Hating yourself can manifest in alot of ways. Drinking, drugs. Promiscuity.
Food was my drug of choice. It comforted me when I was alone. It was always there.
It numbed me. And I liked that.
Then when I had my babies, I had a huge revelation. I was teaching them how to eat. I was teaching them about their relationship with food. I could decide, more or less, the way they saw food. The way they utilized it.
I have a daughter, who will learn at my hands how to nourish herself. How to see herself. And how to love herself. I was in the absolute throes of self hatred. I had no buisness teaching anyone how to care for themselves.
I needed to get healthy. And I tried conventional means- there isn't a diet I didn't try. I exercised into exhaustion. But I had broken my body beyond it's ability to heal itself and be healthy.
So I had surgery to help my body fix itself.
Nearly 2 years and a hundred pounds lost later, I am confident enough to tell you that I love myself.
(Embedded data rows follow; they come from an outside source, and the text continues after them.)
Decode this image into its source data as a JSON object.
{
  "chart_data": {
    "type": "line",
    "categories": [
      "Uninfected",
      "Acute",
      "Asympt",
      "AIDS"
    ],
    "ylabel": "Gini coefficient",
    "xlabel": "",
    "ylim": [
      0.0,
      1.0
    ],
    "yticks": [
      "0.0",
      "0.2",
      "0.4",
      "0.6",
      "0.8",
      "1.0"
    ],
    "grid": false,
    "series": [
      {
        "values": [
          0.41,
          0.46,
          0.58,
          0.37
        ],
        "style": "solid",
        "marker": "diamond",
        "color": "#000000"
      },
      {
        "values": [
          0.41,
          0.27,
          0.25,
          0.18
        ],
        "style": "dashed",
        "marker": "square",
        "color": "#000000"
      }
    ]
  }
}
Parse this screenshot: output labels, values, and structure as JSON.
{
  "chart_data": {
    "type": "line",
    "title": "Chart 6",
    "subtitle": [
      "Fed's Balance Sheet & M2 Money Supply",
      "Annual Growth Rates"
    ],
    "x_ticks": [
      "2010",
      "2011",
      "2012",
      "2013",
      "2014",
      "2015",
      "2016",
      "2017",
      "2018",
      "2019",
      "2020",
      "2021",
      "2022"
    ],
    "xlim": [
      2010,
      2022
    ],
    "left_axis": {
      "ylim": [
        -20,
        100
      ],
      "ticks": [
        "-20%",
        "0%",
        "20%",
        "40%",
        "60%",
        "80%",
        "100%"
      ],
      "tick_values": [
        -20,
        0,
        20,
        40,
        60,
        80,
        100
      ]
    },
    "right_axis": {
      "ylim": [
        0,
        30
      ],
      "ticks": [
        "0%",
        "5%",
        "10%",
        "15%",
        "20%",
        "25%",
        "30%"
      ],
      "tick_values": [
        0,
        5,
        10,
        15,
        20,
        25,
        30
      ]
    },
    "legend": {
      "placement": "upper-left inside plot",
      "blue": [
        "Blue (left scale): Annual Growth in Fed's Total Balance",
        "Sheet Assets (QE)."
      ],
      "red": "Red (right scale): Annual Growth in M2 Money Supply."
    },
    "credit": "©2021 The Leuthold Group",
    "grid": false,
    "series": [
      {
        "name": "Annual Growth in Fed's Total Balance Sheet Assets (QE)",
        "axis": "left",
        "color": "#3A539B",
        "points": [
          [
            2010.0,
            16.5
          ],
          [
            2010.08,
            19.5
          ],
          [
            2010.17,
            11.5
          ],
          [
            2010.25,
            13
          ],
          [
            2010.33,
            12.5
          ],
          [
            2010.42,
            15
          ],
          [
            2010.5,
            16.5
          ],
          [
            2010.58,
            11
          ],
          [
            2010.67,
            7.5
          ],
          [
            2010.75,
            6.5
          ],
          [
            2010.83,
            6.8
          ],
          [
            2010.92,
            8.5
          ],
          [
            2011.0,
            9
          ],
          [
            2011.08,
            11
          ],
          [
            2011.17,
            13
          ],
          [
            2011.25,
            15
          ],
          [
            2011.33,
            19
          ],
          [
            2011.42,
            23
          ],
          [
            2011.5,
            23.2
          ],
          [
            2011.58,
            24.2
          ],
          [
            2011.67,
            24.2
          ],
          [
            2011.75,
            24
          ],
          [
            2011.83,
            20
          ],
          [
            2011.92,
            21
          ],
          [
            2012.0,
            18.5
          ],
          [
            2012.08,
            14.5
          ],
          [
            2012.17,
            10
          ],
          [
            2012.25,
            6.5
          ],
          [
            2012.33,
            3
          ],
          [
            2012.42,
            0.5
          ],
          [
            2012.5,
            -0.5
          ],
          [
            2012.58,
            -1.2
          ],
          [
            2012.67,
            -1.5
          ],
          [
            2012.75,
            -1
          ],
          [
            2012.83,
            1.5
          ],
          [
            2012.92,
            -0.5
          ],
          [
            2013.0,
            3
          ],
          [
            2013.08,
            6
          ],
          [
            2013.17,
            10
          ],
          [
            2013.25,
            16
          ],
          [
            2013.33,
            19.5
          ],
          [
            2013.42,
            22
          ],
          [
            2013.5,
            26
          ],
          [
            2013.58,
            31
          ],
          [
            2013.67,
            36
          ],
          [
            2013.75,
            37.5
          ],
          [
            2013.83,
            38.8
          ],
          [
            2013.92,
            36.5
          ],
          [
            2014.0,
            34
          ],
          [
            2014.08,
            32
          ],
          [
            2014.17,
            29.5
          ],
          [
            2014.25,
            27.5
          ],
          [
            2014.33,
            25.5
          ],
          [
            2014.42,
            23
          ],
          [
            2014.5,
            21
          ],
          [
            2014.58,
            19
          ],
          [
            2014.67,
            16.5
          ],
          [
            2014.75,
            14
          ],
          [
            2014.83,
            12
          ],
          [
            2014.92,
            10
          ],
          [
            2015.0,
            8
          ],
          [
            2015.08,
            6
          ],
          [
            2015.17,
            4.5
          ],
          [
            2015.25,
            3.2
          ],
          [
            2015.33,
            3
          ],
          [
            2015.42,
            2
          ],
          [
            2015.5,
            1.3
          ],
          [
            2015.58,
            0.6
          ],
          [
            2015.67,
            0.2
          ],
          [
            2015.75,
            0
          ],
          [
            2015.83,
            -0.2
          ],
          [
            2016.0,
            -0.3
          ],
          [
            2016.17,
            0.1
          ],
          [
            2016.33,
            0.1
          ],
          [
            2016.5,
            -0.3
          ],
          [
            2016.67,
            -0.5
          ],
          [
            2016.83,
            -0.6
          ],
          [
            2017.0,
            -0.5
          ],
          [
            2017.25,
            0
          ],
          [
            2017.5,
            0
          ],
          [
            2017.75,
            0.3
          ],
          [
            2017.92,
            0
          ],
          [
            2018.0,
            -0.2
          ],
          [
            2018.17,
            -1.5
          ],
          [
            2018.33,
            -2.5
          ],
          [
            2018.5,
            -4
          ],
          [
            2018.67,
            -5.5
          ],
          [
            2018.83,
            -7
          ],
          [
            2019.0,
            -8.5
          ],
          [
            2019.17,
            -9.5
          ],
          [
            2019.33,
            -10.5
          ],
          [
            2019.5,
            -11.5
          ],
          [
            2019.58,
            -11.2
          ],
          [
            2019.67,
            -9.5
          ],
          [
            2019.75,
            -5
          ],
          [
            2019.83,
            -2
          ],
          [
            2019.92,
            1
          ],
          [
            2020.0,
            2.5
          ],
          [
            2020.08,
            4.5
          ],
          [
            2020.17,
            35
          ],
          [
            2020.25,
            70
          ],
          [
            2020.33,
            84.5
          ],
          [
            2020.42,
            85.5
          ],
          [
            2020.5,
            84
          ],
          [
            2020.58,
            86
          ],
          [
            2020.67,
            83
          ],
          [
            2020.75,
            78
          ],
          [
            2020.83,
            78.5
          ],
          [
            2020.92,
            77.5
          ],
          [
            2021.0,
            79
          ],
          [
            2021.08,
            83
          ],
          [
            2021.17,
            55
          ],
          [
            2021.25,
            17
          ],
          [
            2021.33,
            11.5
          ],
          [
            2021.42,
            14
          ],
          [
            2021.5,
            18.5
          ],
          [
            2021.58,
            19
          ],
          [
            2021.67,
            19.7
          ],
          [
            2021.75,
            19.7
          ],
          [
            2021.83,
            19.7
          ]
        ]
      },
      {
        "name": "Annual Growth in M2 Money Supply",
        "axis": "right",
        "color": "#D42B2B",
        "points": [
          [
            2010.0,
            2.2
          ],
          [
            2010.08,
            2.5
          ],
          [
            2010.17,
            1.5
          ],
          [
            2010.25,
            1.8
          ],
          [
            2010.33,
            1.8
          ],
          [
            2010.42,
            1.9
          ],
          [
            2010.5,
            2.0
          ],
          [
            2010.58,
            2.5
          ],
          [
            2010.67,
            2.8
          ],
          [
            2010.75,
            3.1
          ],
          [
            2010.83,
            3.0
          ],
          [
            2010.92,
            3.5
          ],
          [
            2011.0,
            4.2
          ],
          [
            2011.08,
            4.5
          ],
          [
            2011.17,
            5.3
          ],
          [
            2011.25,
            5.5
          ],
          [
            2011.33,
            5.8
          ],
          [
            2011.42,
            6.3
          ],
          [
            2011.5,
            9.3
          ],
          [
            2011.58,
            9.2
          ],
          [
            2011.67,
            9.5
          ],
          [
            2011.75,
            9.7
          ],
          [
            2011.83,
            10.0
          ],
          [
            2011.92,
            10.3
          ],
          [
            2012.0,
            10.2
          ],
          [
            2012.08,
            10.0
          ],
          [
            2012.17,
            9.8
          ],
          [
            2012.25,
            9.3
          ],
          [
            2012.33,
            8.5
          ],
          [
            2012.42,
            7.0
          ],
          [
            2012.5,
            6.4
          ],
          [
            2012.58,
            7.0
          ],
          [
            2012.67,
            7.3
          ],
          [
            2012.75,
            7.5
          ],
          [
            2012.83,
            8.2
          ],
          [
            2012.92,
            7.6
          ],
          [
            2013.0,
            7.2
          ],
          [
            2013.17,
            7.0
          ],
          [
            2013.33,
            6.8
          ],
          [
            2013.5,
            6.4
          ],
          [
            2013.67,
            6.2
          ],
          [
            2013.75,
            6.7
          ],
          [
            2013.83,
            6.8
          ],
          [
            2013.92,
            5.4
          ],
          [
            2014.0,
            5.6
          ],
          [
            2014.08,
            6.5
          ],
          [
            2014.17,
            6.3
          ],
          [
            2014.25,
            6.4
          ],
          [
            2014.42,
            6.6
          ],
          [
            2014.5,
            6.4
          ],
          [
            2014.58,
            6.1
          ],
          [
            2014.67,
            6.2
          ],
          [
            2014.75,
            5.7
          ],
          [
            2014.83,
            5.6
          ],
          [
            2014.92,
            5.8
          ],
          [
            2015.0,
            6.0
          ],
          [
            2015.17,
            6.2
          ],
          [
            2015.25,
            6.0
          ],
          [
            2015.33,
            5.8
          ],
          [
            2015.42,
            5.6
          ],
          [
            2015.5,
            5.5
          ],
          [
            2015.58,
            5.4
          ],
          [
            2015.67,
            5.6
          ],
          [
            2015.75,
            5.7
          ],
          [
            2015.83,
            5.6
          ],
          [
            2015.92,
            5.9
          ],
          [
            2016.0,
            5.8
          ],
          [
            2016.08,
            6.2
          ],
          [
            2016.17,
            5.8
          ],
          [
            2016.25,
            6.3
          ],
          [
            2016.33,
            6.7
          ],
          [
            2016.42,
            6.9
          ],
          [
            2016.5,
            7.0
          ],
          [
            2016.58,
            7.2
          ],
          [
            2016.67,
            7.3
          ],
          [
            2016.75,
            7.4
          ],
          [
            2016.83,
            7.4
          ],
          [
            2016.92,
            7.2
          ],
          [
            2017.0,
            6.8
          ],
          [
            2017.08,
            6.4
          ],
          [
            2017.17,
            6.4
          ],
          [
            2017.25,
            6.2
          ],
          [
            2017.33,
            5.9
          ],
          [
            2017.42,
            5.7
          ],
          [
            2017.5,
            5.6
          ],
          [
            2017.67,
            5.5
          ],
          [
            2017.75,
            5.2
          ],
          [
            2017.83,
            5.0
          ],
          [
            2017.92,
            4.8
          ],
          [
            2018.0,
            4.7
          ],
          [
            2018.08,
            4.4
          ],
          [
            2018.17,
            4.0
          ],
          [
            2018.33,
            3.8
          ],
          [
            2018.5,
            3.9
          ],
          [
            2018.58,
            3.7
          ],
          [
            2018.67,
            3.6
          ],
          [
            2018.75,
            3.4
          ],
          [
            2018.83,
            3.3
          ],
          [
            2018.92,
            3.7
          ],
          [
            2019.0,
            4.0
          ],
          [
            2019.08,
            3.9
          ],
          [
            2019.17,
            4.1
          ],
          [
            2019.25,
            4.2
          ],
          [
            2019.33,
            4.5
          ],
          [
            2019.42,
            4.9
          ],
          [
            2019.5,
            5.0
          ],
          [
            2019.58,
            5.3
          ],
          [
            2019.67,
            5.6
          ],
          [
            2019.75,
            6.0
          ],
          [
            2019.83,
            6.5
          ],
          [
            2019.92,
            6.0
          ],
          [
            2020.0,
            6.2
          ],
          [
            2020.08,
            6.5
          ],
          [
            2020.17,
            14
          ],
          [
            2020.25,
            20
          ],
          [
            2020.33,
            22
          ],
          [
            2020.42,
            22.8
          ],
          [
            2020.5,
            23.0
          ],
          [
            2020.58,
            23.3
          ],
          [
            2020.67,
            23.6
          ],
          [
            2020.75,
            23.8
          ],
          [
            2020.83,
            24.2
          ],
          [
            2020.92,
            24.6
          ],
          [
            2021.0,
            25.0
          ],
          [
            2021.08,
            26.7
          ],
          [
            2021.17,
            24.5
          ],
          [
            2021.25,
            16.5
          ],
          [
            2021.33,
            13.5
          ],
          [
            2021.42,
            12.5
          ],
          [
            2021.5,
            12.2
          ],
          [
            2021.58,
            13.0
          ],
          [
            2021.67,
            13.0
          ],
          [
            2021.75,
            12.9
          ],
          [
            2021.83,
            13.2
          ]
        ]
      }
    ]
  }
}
I love my body for what it can do- how far it has carried me. I love it for housing my babies. And I love it now for the fact that it is easier to move and easier to live in.
I am at a healthy stable weight. I can teach my daughter confidently about nutrition, because I have been educated on what the body needs and wants. She knows that some foods are fo fuel, some for pleasure. She doesn't want to overeat or numb herself with food. This is a victory in many ways.
My body is lighter and it is fueled by quality food.
However, I still struggle.
I carried the majority of my weight in my abdomen, and after losing so much, I am left with an abundance of loose skin. Unlike fat, it doesn't have alot of weight, so it sits low and pulls hard at my back.
There is no high impact cardio I can do without pain. My back aches at the end of the day.
I grappled very hard with the only solution to this problem- abdominoplasty.
In the end, I could do without the surgery to remove the skin. But as I age, it will only get worse. The pain won't go away if I cannot be rid of the source and then build the muscle back up stronger.
So on November 1st, I am scheduled for a tummy tuck.
I'm terrified of the process...because recovery is lengthy and difficult. There is pain involved. Drains, bandages, scarring.
But you know what terrifies me the most? Explaining this to my daughter.
She is 6. She is well aware of everything that goes on with me, and given her caretaker personality, there is no way she will not notice I am in pain.
And also, she has my same body type. Her build, it is just like mine. A little rounder, a little fuller. She is strong and muscular and will never be lithe.
One day she will ask me why I changed my body to not look like hers.
This is what keeps me up at night. That question. What am I teaching her?
How will I teach her to love herself if I am actively changing my body through surgery? Modifying it to be different than what it is?
I don't have the answers.
I do know this- in the end, I am choosing this to better myself. To be more active and to continue to be healthier. I have to pray that she sees this and that in her mind having a healthy momma outweighs the fact that I have undergone 2 surgeries that drastically changed the way I look.
I am hopeful that she will go running with me one day and I will be able to explain to her that all of this was worth it. I hope to be a good example to her of a woman who reaches far past her comfort zone to achieve health.